July 02, 2018 12:25AM
Quote
jpeters
I'll be interested in comparisons following the six months. Be great if there is no increased risk when taken off all protective therapy.

The results are already out there. Never mind increased risk, stroke risk is decreased by over 90%.
Re: ENDOSCOPY.
July 02, 2018 11:51AM
Quote
Carey

stroke risk is decreased by over 90%.
90% better than being on an anti-coagulent? I'd be happy with no increased risk smiling smiley

Edit: Which might be hard, given other CHADS risks unrelated to AFIB that are now left unprotected.
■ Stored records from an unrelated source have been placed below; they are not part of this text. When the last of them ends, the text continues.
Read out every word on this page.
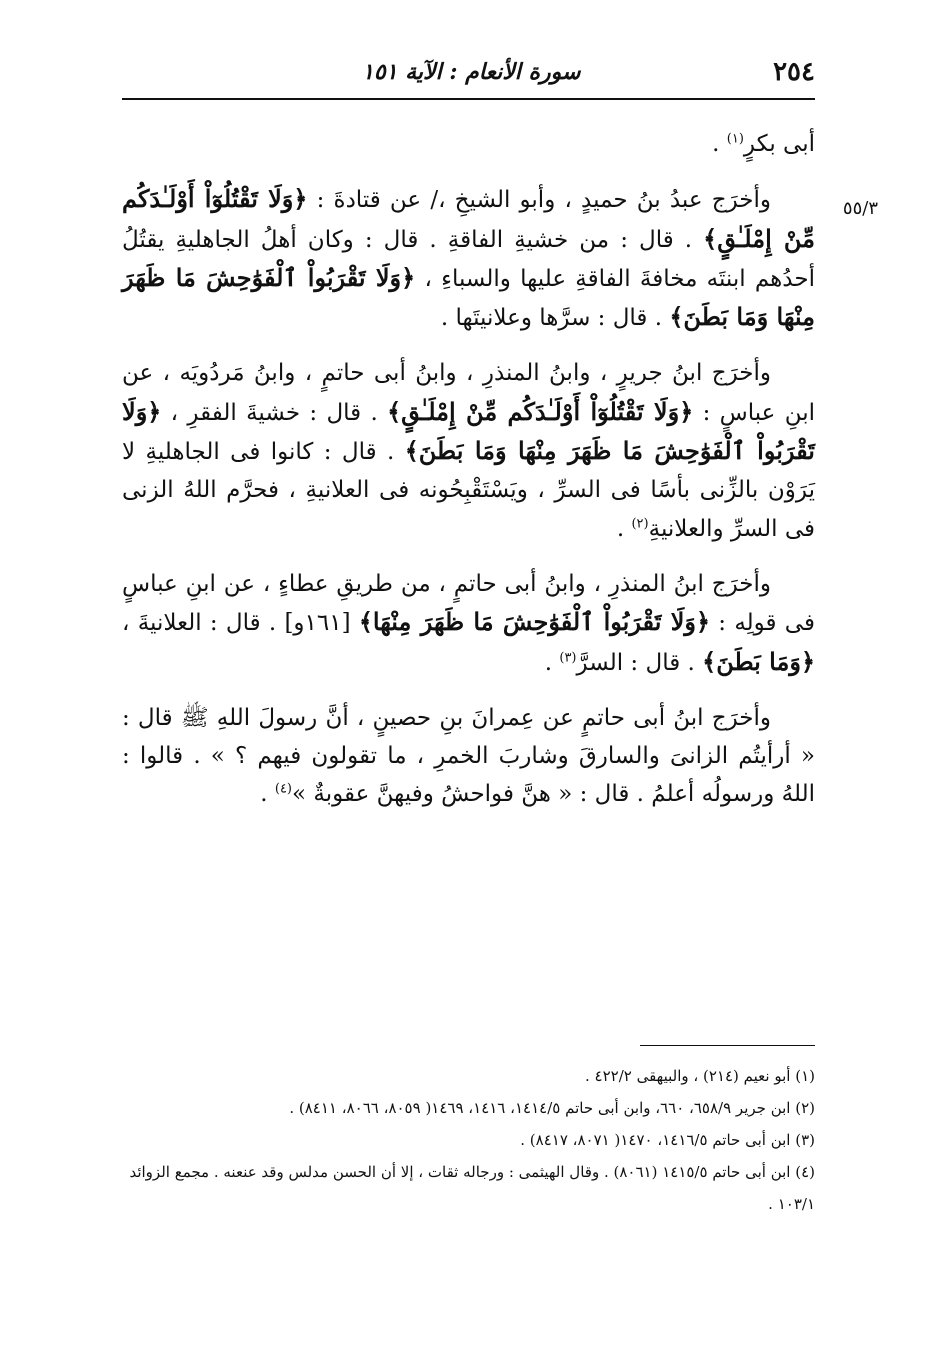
٢٥٤
سورة الأنعام : الآية ١٥١
٥٥/٣

أبى بكرٍ$^{(١)}$ .

وأخرَج عبدُ بنُ حميدٍ ، وأبو الشيخِ ،/ عن قتادةَ : ﴿وَلَا تَقْتُلُوٓاْ أَوْلَـٰدَكُم مِّنْ إِمْلَـٰقٍ﴾ . قال : من خشيةِ الفاقةِ . قال : وكان أهلُ الجاهليةِ يقتُلُ أحدُهم ابنتَه مخافةَ الفاقةِ عليها والسباءِ ، ﴿وَلَا تَقْرَبُواْ ٱلْفَوَٰحِشَ مَا ظَهَرَ مِنْهَا وَمَا بَطَنَ﴾ . قال : سرَّها وعلانيتَها .

وأخرَج ابنُ جريرٍ ، وابنُ المنذرِ ، وابنُ أبى حاتمٍ ، وابنُ مَردُويَه ، عن ابنِ عباسٍ : ﴿وَلَا تَقْتُلُوٓاْ أَوْلَـٰدَكُم مِّنْ إِمْلَـٰقٍ﴾ . قال : خشيةَ الفقرِ ، ﴿وَلَا تَقْرَبُواْ ٱلْفَوَٰحِشَ مَا ظَهَرَ مِنْهَا وَمَا بَطَنَ﴾ . قال : كانوا فى الجاهليةِ لا يَرَوْن بالزِّنى بأسًا فى السرِّ ، ويَسْتَقْبِحُونه فى العلانيةِ ، فحرَّم اللهُ الزنى فى السرِّ والعلانيةِ$^{(٢)}$ .

وأخرَج ابنُ المنذرِ ، وابنُ أبى حاتمٍ ، من طريقِ عطاءٍ ، عن ابنِ عباسٍ فى قولِه : ﴿وَلَا تَقْرَبُواْ ٱلْفَوَٰحِشَ مَا ظَهَرَ مِنْهَا﴾ [١٦١و] . قال : العلانيةَ ، ﴿وَمَا بَطَنَ﴾ . قال : السرَّ$^{(٣)}$ .

وأخرَج ابنُ أبى حاتمٍ عن عِمرانَ بنِ حصينٍ ، أنَّ رسولَ اللهِ ﷺ قال : « أرأيتُم الزانىَ والسارقَ وشاربَ الخمرِ ، ما تقولون فيهم ؟ » . قالوا : اللهُ ورسولُه أعلمُ . قال : « هنَّ فواحشُ وفيهنَّ عقوبةٌ »$^{(٤)}$ .

(١) أبو نعيم (٢١٤) ، والبيهقى ٤٢٢/٢ .

(٢) ابن جرير ٦٥٨/٩، ٦٦٠، وابن أبى حاتم ١٤١٤/٥، ١٤١٦، ١٤٦٩( ٨٠٥٩، ٨٠٦٦، ٨٤١١) .

(٣) ابن أبى حاتم ١٤١٦/٥، ١٤٧٠( ٨٠٧١، ٨٤١٧) .

(٤) ابن أبى حاتم ١٤١٥/٥ (٨٠٦١) . وقال الهيثمى : ورجاله ثقات ، إلا أن الحسن مدلس وقد عنعنه . مجمع الزوائد ١٠٣/١ .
Edited 1 time(s). Last edit at 07/02/2018 11:56AM by jpeters.
Re: ENDOSCOPY.
July 02, 2018 05:39PM
Quote
jpeters
90% better than being on an anti-coagulent? I'd be happy with no increased risk smiling smiley

No, that's overall, but it's still 40% superior to warfarin. Basically, it puts you into the same level of risk as people who've never had afib, and it frees you from anticoagulants and the risks they carry. In particular, if you have an isolated LAA it frees you from being tethered permanently to anticoagulants and the risks of missing even a single dose. That was the deciding factor for me. The odds of me never being injured or needing any sort of medical procedure that requires me to stop ACs is very low. I didn't want that hanging over my head. Plus there's the cycling thing. I live in hilly terrain and routinely descend hills at 40+ mph. If anything goes wrong at that kind of speed on a bike, you're going to get hurt.
Re: ENDOSCOPY.
July 02, 2018 06:06PM
Quote
Carey

If anything goes wrong at that kind of speed on a bike, you're going to get hurt.

Ha...Also if you live in a more urban area and someone decides to turn left while your in the intersection (Been there....).